Between 23 October and 29 October 2023, republic week events were organized throughout the city of Ankara. As part of these activities, the city orchestra, janissary bands, and military bands performed, accompanied by concerts, theatrical plays, exhibitions, discussions, and panels.

On 29 October, an official ceremony took place at Anıtkabir. The ceremony was attended by president Recep Tayyip Erdoğan, speaker of the Grand National Assembly of Turkey Numan Kurtulmuş, vice president Cevdet Yılmaz, chief of the General Staff of the Turkish Armed Forces Metin Gürak, force commanders, political party leaders, state officials, and citizens. After the ceremony, a moment of silence was observed, and the national anthem was played at Anıtkabir. On the same day, an official civil-military parade was held in front of the Grand National Assembly building - the first held since the COVID pandemic, followed by a 100th year celebration program as the finale of the festitivies.

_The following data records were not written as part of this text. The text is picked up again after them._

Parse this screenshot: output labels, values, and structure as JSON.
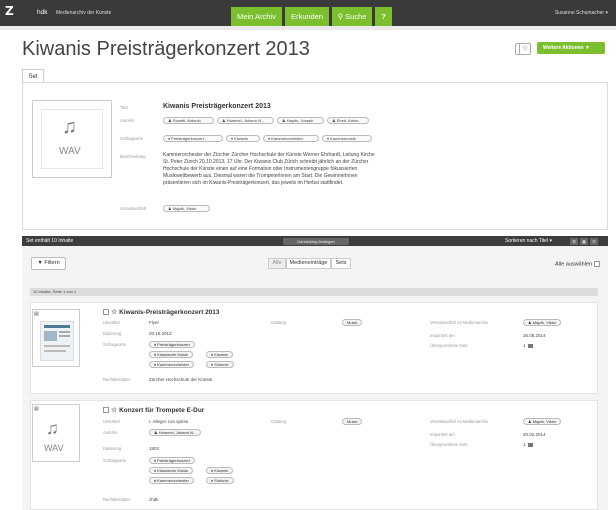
{
  "topbar": {
    "logo": "Z",
    "brand": "hdk",
    "app_name": "Medienarchiv der Künste",
    "nav": [
      "Mein Archiv",
      "Erkunden",
      "Suche",
      "?"
    ],
    "user": "Susanne Schumacher ▾"
  },
  "page": {
    "title": "Kiwanis Preisträgerkonzert 2013",
    "actions_label": "Weitere Aktionen ▼",
    "tab": "Set"
  },
  "detail": {
    "thumb_label": "WAV",
    "fields": {
      "titel_label": "Titel",
      "titel": "Kiwanis Preisträgerkonzert 2013",
      "autoren_label": "Autor/in",
      "autoren": [
        "Rosetti, Antonio",
        "Hummel, Johann N...",
        "Haydn, Joseph",
        "Eberl, Anton"
      ],
      "schlagworte_label": "Schlagworte",
      "schlagworte": [
        "Preisträgerkonzert",
        "Kiwanis",
        "Kammerorchester",
        "Kammermusik"
      ],
      "beschreibung_label": "Beschreibung",
      "beschreibung": [
        "Kammerorchester der Zürcher Zürcher Hochschule der Künste Werner Ehrhardt, Leitung Kirche",
        "St. Peter Zürich 20.10.2013, 17 Uhr. Der Kiwanis Club Zürich schreibt jährlich an der Zürcher",
        "Hochschule der Künste einen auf eine Formation oder Instrumentengruppe fokussierten",
        "Musikwettbewerb aus. Diesmal waren die TrompeterInnen am Start. Die GewinnerInnen",
        "präsentieren sich im Kiwanis-Preisträgerkonzert, das jeweils im Herbst stattfindet."
      ],
      "verantwortlich_label": "Verantwortlich",
      "verantwortlich": "Majzik, Viktor"
    }
  },
  "toolbar": {
    "count": "Set enthält 10 Inhalte",
    "show_label": "Darstellung festlegen",
    "sort_label": "Sortieren nach Titel ▾"
  },
  "filter": {
    "button": "Filtern",
    "segments": [
      "Alle",
      "Medieneinträge",
      "Sets"
    ],
    "select_all": "Alle auswählen"
  },
  "list": {
    "page_header": "10 Inhalte, Seite 1 von 1",
    "items": [
      {
        "title": "Kiwanis-Preisträgerkonzert 2013",
        "rows": [
          {
            "label": "Untertitel",
            "value": "Flyer"
          },
          {
            "label": "Datierung",
            "value": "20.10.2013"
          },
          {
            "label": "Schlagworte",
            "value": ""
          }
        ],
        "tags": [
          "Preisträgerkonzert",
          "Klassische Musik",
          "Kiwanis",
          "Kammerorchester",
          "Sinfonie"
        ],
        "rechteinhaber_label": "Rechteinhaber",
        "rechteinhaber": "Zürcher Hochschule der Künste",
        "gattung_label": "Gattung",
        "gattung": "Musik",
        "verantwortlich_label": "Verantwortlich im Medienarchiv",
        "verantwortlich": "Majzik, Viktor",
        "importiert_label": "Importiert am",
        "importiert": "26.05.2014",
        "sets_label": "Übergeordnete Sets",
        "sets": "1"
      },
      {
        "title": "Konzert für Trompete E-Dur",
        "thumb_label": "WAV",
        "rows": [
          {
            "label": "Untertitel",
            "value": "I. Allegro con spirito"
          },
          {
            "label": "Autor/in",
            "value": ""
          },
          {
            "label": "Datierung",
            "value": "1803"
          },
          {
            "label": "Schlagworte",
            "value": ""
          }
        ],
        "autor": "Hummel, Johann N...",
        "tags": [
          "Preisträgerkonzert",
          "Klassische Musik",
          "Kiwanis",
          "Kammerorchester",
          "Sinfonie"
        ],
        "rechteinhaber_label": "Rechteinhaber",
        "rechteinhaber": "zhdk",
        "gattung_label": "Gattung",
        "gattung": "Musik",
        "verantwortlich_label": "Verantwortlich im Medienarchiv",
        "verantwortlich": "Majzik, Viktor",
        "importiert_label": "Importiert am",
        "importiert": "20.02.2014",
        "sets_label": "Übergeordnete Sets",
        "sets": "1"
      }
    ]
  },
  "colors": {
    "accent": "#7cbf2e",
    "topbar": "#3a3a3a",
    "toolbar": "#3d3d3d"
  }
}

Concerts, theatrical plays, and various activities were organized in various squares and parks across Ankara.

===Bursa===
Bursa Metropolitan Municipality celebrated the 100th year with events spanning from October 12 to 30. The events began with the opening of the "Cumhuriyet’in 100. Yılında Bursa Büyükşehir Belediyesi Hafızası Sergisi" (Memory Exhibition of Bursa Metropolitan Municipality in the 100th Year of the Republic) on 12 October. The activities concluded on 30 October with the Award Ceremony of the Bursa Daily Story Contest and the final of the Bursa Inter-School Debate Contest.

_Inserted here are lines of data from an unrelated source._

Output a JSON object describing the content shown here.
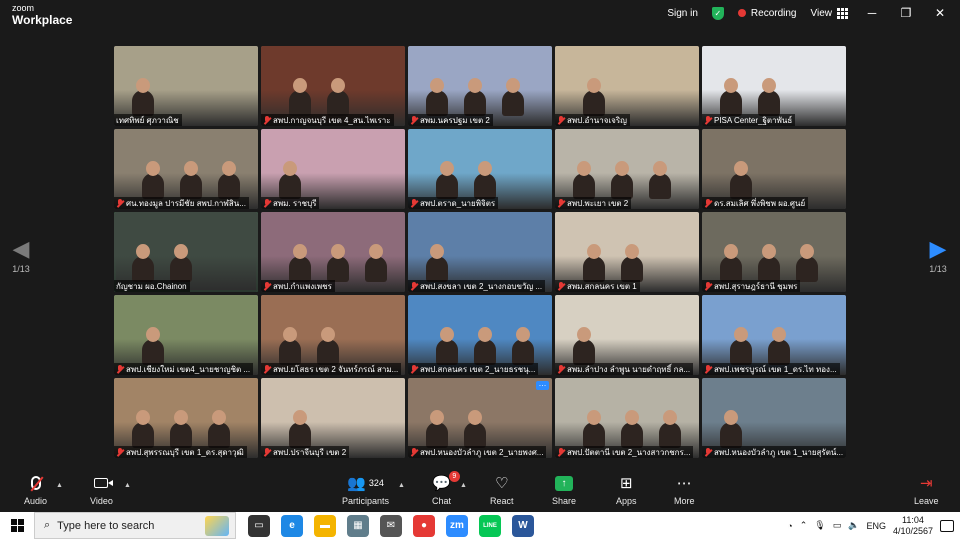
{
  "window": {
    "brand_small": "zoom",
    "brand_large": "Workplace",
    "sign_in": "Sign in",
    "recording": "Recording",
    "view": "View",
    "controls": [
      "─",
      "❐",
      "✕"
    ]
  },
  "gallery": {
    "page_indicator_left": "1/13",
    "page_indicator_right": "1/13",
    "tiles": [
      {
        "name": "เทศทิพย์ ศุภวาณิช",
        "bg": "#a7a089",
        "muted": false,
        "active": false
      },
      {
        "name": "สพป.กาญจนบุรี เขต 4_สน.ไพเราะ",
        "bg": "#6e3a2c",
        "muted": true,
        "active": false
      },
      {
        "name": "สพม.นครปฐม เขต 2",
        "bg": "#9aa6c4",
        "muted": true,
        "active": false
      },
      {
        "name": "สพป.อำนาจเจริญ",
        "bg": "#c7b69a",
        "muted": true,
        "active": false
      },
      {
        "name": "PISA Center_ฐิตาพันธ์",
        "bg": "#e4e6ea",
        "muted": true,
        "active": false
      },
      {
        "name": "ศน.ทองมูล ปารมีชัย สพป.กาฬสิน...",
        "bg": "#8a8070",
        "muted": true,
        "active": false
      },
      {
        "name": "สพม. ราชบุรี",
        "bg": "#c9a0b0",
        "muted": true,
        "active": false
      },
      {
        "name": "สพป.ตราด_นายพิจิตร",
        "bg": "#6fa7c9",
        "muted": true,
        "active": false
      },
      {
        "name": "สพป.พะเยา เขต 2",
        "bg": "#b9b4a8",
        "muted": true,
        "active": false
      },
      {
        "name": "ดร.สมเลิศ พึ่งพิชพ ผอ.ศูนย์",
        "bg": "#7d7365",
        "muted": true,
        "active": false
      },
      {
        "name": "กัญชาม ผอ.Chainon",
        "bg": "#3f4a42",
        "muted": false,
        "active": true
      },
      {
        "name": "สพป.กำแพงเพชร",
        "bg": "#8d6b7a",
        "muted": true,
        "active": false
      },
      {
        "name": "สพป.สงขลา เขต 2_นางกอบขวัญ ...",
        "bg": "#5d7fa8",
        "muted": true,
        "active": false
      },
      {
        "name": "สพม.สกลนคร เขต 1",
        "bg": "#cfc3b2",
        "muted": true,
        "active": false
      },
      {
        "name": "สพป.สุราษฎร์ธานี ชุมพร",
        "bg": "#6d6a5e",
        "muted": true,
        "active": false
      },
      {
        "name": "สพป.เชียงใหม่ เขต4_นายชาญชิต ...",
        "bg": "#7b8a63",
        "muted": true,
        "active": false
      },
      {
        "name": "สพป.ยโสธร เขต 2 จันทร์ภรณ์ สาม...",
        "bg": "#9a6e54",
        "muted": true,
        "active": false
      },
      {
        "name": "สพป.สกลนคร เขต 2_นายธรชนุ...",
        "bg": "#4f88c2",
        "muted": true,
        "active": false
      },
      {
        "name": "สพม.ลำปาง ลำพูน นายดำฤทธิ์ กล...",
        "bg": "#d7d0c2",
        "muted": true,
        "active": false
      },
      {
        "name": "สพป.เพชรบูรณ์ เขต 1_ดร.ไท ทอง...",
        "bg": "#7aa0cf",
        "muted": true,
        "active": false
      },
      {
        "name": "สพป.สุพรรณบุรี เขต 1_ดร.สุดาวุฒิ",
        "bg": "#a28466",
        "muted": true,
        "active": false
      },
      {
        "name": "สพป.ปราจีนบุรี เขต 2",
        "bg": "#cdbfae",
        "muted": true,
        "active": false
      },
      {
        "name": "สพป.หนองบัวลำภู เขต 2_นายพงศ...",
        "bg": "#8c7766",
        "muted": true,
        "active": false
      },
      {
        "name": "สพป.ปัตตานี เขต 2_นางสาวกชกร...",
        "bg": "#b6b2a5",
        "muted": true,
        "active": false
      },
      {
        "name": "สพป.หนองบัวลำภู เขต 1_นายสุรัตน์...",
        "bg": "#6d7f8d",
        "muted": true,
        "active": false
      }
    ]
  },
  "toolbar": {
    "audio": "Audio",
    "video": "Video",
    "participants": "Participants",
    "participants_count": "324",
    "chat": "Chat",
    "chat_badge": "9",
    "react": "React",
    "share": "Share",
    "apps": "Apps",
    "more": "More",
    "leave": "Leave"
  },
  "taskbar": {
    "search_placeholder": "Type here to search",
    "apps": [
      {
        "icon": "task-view-icon",
        "label": "▭",
        "color": "#333333"
      },
      {
        "icon": "edge-icon",
        "label": "e",
        "color": "#1e88e5"
      },
      {
        "icon": "file-explorer-icon",
        "label": "▬",
        "color": "#f4b400"
      },
      {
        "icon": "store-icon",
        "label": "▦",
        "color": "#607d8b"
      },
      {
        "icon": "mail-icon",
        "label": "✉",
        "color": "#555555"
      },
      {
        "icon": "chrome-icon",
        "label": "●",
        "color": "#e53935"
      },
      {
        "icon": "zoom-icon",
        "label": "zm",
        "color": "#2d8cff"
      },
      {
        "icon": "line-icon",
        "label": "LINE",
        "color": "#06c755"
      },
      {
        "icon": "word-icon",
        "label": "W",
        "color": "#2b579a"
      }
    ],
    "language": "ENG",
    "time": "11:04",
    "date": "4/10/2567"
  }
}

Nilüfer City Theater performed a live reading titled "Yüz Yıllık Söz" (A Hundred Years of Words) at the Balat City Forest stage. As part of this performance, 100 novels written during the republic era were selected, and 100 theater students from all drama schools and conservatories in Turkey read them in one breath within a day.

===İzmir===
Locally, in İzmir, the İzmir Metropolitan Municipality organized exhibitions, concerts, plays, competitions, traditional dance of zeybek displays, and a torchlight procession to mark the 100th year.